On 18 December 2014 draft regulations were laid before Parliament in an attempt to take action to protect businesses from the potentially damaging impact of large backdated claims. The proposed changes made to regulations under the Employment Rights Act 1996 will mean that claims to Employment Tribunals on this issue cannot stretch back further than 2 years.
Workers can still make claims under the existing arrangements for the next 6 months which will act as a transition period before the new rules come into force. The changes apply to claims made on or after 1 July 2015.
It appears that the two-year limit will apply to holiday pay and deductions from wages claims.
Previous European cases had already made clear that regular payments which are "intrinsically linked" to work carried out must form part of holiday pay (eg allowances paid to pilots for time spent flying, and monthly commissions received by sales people).
The ruling of Bear Scotland has, however, left a number of unanswered questions, which make it difficult for employers to assess whether or not they are affected and what action to take now.

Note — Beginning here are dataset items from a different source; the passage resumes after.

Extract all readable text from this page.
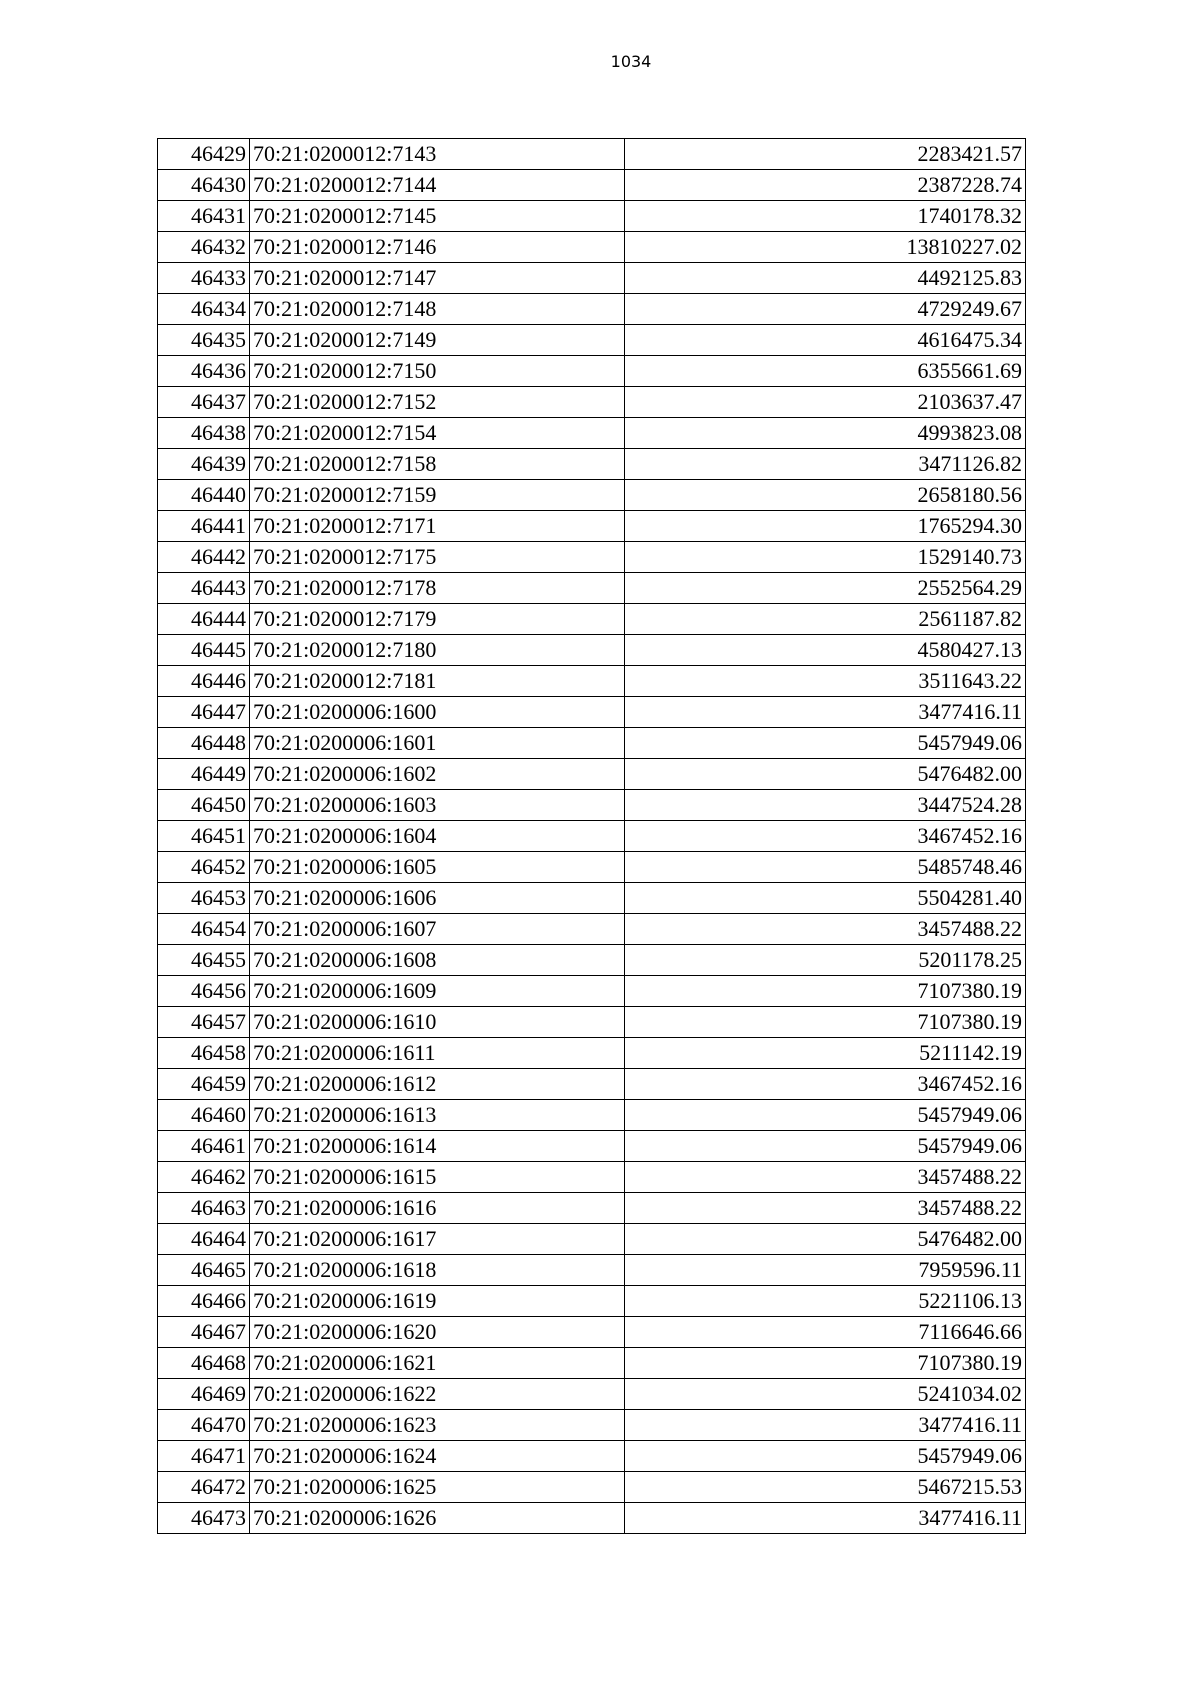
1034
46429	70:21:0200012:7143	2283421.57
46430	70:21:0200012:7144	2387228.74
46431	70:21:0200012:7145	1740178.32
46432	70:21:0200012:7146	13810227.02
46433	70:21:0200012:7147	4492125.83
46434	70:21:0200012:7148	4729249.67
46435	70:21:0200012:7149	4616475.34
46436	70:21:0200012:7150	6355661.69
46437	70:21:0200012:7152	2103637.47
46438	70:21:0200012:7154	4993823.08
46439	70:21:0200012:7158	3471126.82
46440	70:21:0200012:7159	2658180.56
46441	70:21:0200012:7171	1765294.30
46442	70:21:0200012:7175	1529140.73
46443	70:21:0200012:7178	2552564.29
46444	70:21:0200012:7179	2561187.82
46445	70:21:0200012:7180	4580427.13
46446	70:21:0200012:7181	3511643.22
46447	70:21:0200006:1600	3477416.11
46448	70:21:0200006:1601	5457949.06
46449	70:21:0200006:1602	5476482.00
46450	70:21:0200006:1603	3447524.28
46451	70:21:0200006:1604	3467452.16
46452	70:21:0200006:1605	5485748.46
46453	70:21:0200006:1606	5504281.40
46454	70:21:0200006:1607	3457488.22
46455	70:21:0200006:1608	5201178.25
46456	70:21:0200006:1609	7107380.19
46457	70:21:0200006:1610	7107380.19
46458	70:21:0200006:1611	5211142.19
46459	70:21:0200006:1612	3467452.16
46460	70:21:0200006:1613	5457949.06
46461	70:21:0200006:1614	5457949.06
46462	70:21:0200006:1615	3457488.22
46463	70:21:0200006:1616	3457488.22
46464	70:21:0200006:1617	5476482.00
46465	70:21:0200006:1618	7959596.11
46466	70:21:0200006:1619	5221106.13
46467	70:21:0200006:1620	7116646.66
46468	70:21:0200006:1621	7107380.19
46469	70:21:0200006:1622	5241034.02
46470	70:21:0200006:1623	3477416.11
46471	70:21:0200006:1624	5457949.06
46472	70:21:0200006:1625	5467215.53
46473	70:21:0200006:1626	3477416.11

Those employers who operate a settled pattern of work and who regularly require workers to work overtime may want to take steps now to include this element in the calculation of future holiday pay, and also to look back over the last 3 months' holidays and pay a supplement if there have been any underpayments of holiday pay in that period. Where there is irregular ad hoc voluntary overtime, arguably such amounts are not required to be included in the calculation. The cautious and administratively simpler approach will be to treat all leave the same, whether it forms part of the first 20 days, the extra 8 days or any additional contractual holiday, but that will have cost implications.
Also, it is unclear what the correct reference period is in order to achieve a representative average of the overtime payments to be calculated. It has been suggested that a 12 month period will be appropriate.
This article is for general guidance only. It provides useful information in a concise form. Action should not be taken without obtaining specific legal advice.